Ovacionado pelo maior público que o Parque Antárctica já
viu desde 1902, quando foi palco do primeiro jogo do
futebol oficial no Brasil. O país que mais títulos mundiais
tem. Casa desde 1920 do maior vencedor de títulos
nacionais. Não é por fax e nem por fãs. É fato. É foda. É
Palmeiras.
O clube que faz goleiros foi ao mercado depois de 18 anos
comprar Prass (2012) e Jailson (2014). Um Prass que vai
ser eterno Palmeiras como Zé Roberto, o capitão Dudu e
Moisés (o melhor do campeonato para mim) e Tchê Tchê
(o melhor no 1 a 0 contra a Chapecoense). Um Jailson que
nasceu Palmeiras e vai para sempre guardar nos olhos
essa homenagem como guardou nossa meta a paixão
palestrina. “Eu não sabia que o Cuca me substituiria no
final do jogo. Quando vi a placa fiquei muito emocionado
pelo carinho dos companheiros e da torcida. E mais ainda
pelo grande cara que é o Prass. Já falei para todo mundo:
esse lugar é dele. Trabalhei para caramba para chegar até
aqui, respeitei, mas preciso ter humildade. Ele é um ídolo.
Ele é o titular. Eu fico na minha, trabalhando quietinho”.
Mas a sua também é nossa, Jailsão da massa. O primeiro
título do primeiro goleiro negro do Palmeiras. Na linda tarde
em que a avó dele veio a um estádio pela primeira vez. Aos
80 anos, ela era uma das quase 41 mil pessoas que mais
que lotaram o Allianz Parque para ver e celebrar o maior vencedor nacional. Time de torcedores que muitas vezes
se acham os maiores perdedores interplanetários.

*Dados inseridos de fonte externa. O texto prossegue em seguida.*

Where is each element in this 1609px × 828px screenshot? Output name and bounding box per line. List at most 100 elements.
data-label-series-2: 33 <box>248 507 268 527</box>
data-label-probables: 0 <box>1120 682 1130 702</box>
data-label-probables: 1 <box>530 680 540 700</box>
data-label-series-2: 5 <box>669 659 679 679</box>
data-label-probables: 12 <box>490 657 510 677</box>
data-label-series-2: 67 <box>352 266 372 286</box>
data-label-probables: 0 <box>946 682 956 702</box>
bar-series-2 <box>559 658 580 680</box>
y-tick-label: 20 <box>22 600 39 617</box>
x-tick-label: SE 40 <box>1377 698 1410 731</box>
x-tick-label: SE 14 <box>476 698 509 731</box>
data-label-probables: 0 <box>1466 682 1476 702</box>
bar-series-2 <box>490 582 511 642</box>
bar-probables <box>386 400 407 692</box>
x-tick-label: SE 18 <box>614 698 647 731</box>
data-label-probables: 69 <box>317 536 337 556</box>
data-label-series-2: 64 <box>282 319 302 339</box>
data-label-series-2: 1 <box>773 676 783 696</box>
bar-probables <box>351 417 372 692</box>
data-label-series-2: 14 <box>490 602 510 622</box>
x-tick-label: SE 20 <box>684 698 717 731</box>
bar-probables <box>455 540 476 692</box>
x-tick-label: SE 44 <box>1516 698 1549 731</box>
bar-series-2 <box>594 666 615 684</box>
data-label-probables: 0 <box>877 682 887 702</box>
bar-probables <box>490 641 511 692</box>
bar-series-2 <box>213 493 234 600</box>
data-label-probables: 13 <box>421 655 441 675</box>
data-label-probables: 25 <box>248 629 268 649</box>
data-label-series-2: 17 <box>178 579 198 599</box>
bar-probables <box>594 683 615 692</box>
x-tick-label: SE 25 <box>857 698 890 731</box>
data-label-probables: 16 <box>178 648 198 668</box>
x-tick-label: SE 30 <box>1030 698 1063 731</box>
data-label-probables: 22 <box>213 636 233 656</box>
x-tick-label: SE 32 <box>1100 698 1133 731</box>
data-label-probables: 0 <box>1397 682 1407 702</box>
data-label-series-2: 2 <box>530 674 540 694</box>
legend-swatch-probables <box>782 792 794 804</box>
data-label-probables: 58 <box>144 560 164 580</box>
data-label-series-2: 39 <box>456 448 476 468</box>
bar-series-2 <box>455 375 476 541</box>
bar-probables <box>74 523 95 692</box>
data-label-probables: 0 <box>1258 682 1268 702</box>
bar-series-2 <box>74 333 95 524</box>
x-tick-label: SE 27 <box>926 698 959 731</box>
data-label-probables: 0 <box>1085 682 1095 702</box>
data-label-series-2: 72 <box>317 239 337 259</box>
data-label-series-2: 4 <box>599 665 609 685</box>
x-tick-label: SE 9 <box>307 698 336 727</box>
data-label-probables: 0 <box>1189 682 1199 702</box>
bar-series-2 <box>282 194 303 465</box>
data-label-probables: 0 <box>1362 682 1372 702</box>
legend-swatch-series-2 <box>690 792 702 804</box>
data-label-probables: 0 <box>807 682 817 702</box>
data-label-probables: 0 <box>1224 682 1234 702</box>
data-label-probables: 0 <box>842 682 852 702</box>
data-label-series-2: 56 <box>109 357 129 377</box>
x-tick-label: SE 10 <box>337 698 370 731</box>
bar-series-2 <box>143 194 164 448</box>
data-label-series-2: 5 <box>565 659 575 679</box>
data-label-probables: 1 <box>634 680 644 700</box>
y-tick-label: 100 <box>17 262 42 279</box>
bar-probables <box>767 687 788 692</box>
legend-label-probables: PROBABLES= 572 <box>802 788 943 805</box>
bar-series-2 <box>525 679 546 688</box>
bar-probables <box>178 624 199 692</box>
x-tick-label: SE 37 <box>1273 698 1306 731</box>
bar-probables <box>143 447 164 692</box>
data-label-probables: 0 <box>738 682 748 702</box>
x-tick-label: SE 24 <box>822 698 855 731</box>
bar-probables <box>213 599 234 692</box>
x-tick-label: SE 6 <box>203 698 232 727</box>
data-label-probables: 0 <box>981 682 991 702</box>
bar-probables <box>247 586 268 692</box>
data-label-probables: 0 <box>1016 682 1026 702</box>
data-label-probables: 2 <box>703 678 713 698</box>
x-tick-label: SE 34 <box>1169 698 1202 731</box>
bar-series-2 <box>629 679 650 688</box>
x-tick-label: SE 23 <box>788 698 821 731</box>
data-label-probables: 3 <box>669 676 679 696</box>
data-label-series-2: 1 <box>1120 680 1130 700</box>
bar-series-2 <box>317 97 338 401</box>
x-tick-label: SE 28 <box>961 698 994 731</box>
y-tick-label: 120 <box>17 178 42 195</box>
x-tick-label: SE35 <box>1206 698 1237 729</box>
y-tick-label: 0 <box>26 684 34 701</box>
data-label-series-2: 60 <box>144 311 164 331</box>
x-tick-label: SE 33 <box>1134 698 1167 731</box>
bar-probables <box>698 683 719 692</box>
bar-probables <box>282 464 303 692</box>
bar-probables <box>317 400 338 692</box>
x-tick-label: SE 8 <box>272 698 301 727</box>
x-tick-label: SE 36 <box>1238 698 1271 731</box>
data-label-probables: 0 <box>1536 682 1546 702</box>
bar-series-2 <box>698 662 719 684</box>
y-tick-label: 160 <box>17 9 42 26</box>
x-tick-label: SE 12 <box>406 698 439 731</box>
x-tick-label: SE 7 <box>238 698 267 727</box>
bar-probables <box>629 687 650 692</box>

Só as meias brancas me tranquilizaram antes do jogo que
merecia ser goleada contra o misto da Chapecoense, naquele que vinha sendo a melhor semana da história do clube catarinense, finalista da Sul-Americana (por isso a escalação alternativa de Caio Júnior)…
Tão ressabiados somos que o grito de ”é campeão” que
todos os rivais já lamentavam só se ouviu aos 38 do
segundo tempo – e olha que o Flamengo ganhava do
Santos no RIo e garantia o enea desde o primeiro minuto
de jogo no Allianz. É assim a torcida que corneta e
desconfia. A que canta e vibra levou 37 jogos para ter
confiança de gritar ”é campeão”. O palmeirense não sente
cheiro de nada, não acha que o campeão voltou, ou que é
contra tudo e contra todos.
Aqui é Palmeiras. Basta. Festa e alegria no apito final que
remetem à Pazza Gioia da primeira conquista. O Paulista
de 1920. A Louca Alegria dos palestrinos pelas ruas
paulistanas nos anos 20. O primeiro título do futuro
Campeão do Século. Acabando com uma “fila de seis
anos”. Nada para quem estava por 21 anos até 27 de
novembro de 2016 sem ser em nível nacional o que ninguémfoi mais desde então – o maior campeão. Na primeira
das nossas nove conquistas em casa.
O primeiro desde 1994, com a Via Láctea da Parmalat.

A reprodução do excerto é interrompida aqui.